Cultural Salon looks at evolution of Hong Kong museums
Share this article
The evolution of Hong Kong museums was the subject of the academic year’s first City Cultural Salon organised by the Cultural and Sports Committee of City University of Hong Kong (CityU) on 22 September, featuring Dr Louis Ng Chi-wa, Assistant Director (Heritage and Museums) of Leisure and Cultural Services Department.
In his talk entitled “Museums in Hong Kong: traditional, modern and post-modern”, Dr Ng, who currently takes charge of the management of 14 museums across the territory, shared with more than 40 friends and staff members of CityU the evolution of Hong Kong museums over the past century.
Dr Ng divided the development of local museums into three periods: Traditional Period (before 1960s), Modern Period (from 1960s to mid-1990s) and Post-modern Period (after mid-1990s). The three periods were closely related to the development of the local society. During the early colonial days, Hong Kong Government placed particular emphasis on social stability and economic development, but treated nationalism as a taboo and was less concerned about Chinese culture, education and social welfare.
“During the Traditional Period, museums were only regarded as a storage place for cultural works. Take the Old City Hall (1874-1933) as an example, citizens went there not for appreciation of collected items, but to shelter from the sun or rain,” he said.
Only when Hong Kong gradually became a major metropolitan city during the 1980s did the local government begin to pay more attention to the promotion of culture. Most Hong Kong museums were built during that time but they were rather small in scale. “Also during that period, experts played a key role in the administration of museums. Cultural exhibitions usually adopted the approach of teaching the audience without regard for the public’s preferences,” said Dr Ng.
The 1990s marked the Post-modern Period for the development of local museums, featuring larger buildings and more public involvement. In more recent years, museums would conduct surveys to collect public opinions and promote cultural education.
Although Hong Kong does not possess truly world-class collections, Dr Ng pointed out that public interest in visiting museums was on the rise. The number of visitors to local museums jumped from three million in early 2000 to five million last year.
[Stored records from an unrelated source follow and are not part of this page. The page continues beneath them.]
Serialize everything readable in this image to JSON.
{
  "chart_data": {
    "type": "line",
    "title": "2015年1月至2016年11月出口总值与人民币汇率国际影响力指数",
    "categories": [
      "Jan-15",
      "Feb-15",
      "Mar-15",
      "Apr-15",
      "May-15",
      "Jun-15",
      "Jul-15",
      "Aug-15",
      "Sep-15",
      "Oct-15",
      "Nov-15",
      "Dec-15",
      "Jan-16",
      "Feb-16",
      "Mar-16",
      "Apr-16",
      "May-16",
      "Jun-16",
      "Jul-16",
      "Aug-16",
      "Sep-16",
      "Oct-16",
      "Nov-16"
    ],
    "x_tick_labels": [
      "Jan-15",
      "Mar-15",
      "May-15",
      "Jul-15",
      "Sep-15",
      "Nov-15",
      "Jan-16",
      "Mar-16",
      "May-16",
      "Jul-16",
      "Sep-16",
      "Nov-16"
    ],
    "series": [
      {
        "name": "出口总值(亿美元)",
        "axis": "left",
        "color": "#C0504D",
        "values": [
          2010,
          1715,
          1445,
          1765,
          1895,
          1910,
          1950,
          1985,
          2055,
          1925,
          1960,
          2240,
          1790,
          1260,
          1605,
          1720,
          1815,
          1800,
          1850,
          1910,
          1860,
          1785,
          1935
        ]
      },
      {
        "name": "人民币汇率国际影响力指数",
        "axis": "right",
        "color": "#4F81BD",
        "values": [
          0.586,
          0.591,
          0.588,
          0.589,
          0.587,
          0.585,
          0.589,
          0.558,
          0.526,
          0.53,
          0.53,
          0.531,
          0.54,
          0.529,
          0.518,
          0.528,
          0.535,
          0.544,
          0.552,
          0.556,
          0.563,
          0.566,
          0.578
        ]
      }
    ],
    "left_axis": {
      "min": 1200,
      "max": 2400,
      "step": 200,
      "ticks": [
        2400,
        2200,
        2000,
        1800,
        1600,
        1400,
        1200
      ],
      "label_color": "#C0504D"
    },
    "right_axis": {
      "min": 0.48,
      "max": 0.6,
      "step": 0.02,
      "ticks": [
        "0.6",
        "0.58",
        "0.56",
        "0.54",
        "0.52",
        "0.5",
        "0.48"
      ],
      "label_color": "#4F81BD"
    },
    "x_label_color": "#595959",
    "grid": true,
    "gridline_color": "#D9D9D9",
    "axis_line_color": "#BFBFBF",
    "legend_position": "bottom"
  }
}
In response to this, the Government is going to dedicate more effort to research, education and promotion, aiming to enhance public interest in the conservation of cultural works.
After the talk by Dr Ng, the audience raised various points and opinions, including the attitude of young people towards museums and cultural works, the interest and editorial focus of the media, and the development of West Kowloon Cultural District.
Professor Cheng Pei-kai, Chairman of the Cultural and Sports Committee and Director of Chinese Civilisation Centre, thanked Dr Ng for his talk and Professor Way Kuo, CityU President, and other guests for attending the event. “City Cultural Salon promotes culture and the arts and provides a platform for exchanging ides,” said Professor Cheng. “It was encouraging to see such enthusiastic participation and expression of different ideas.”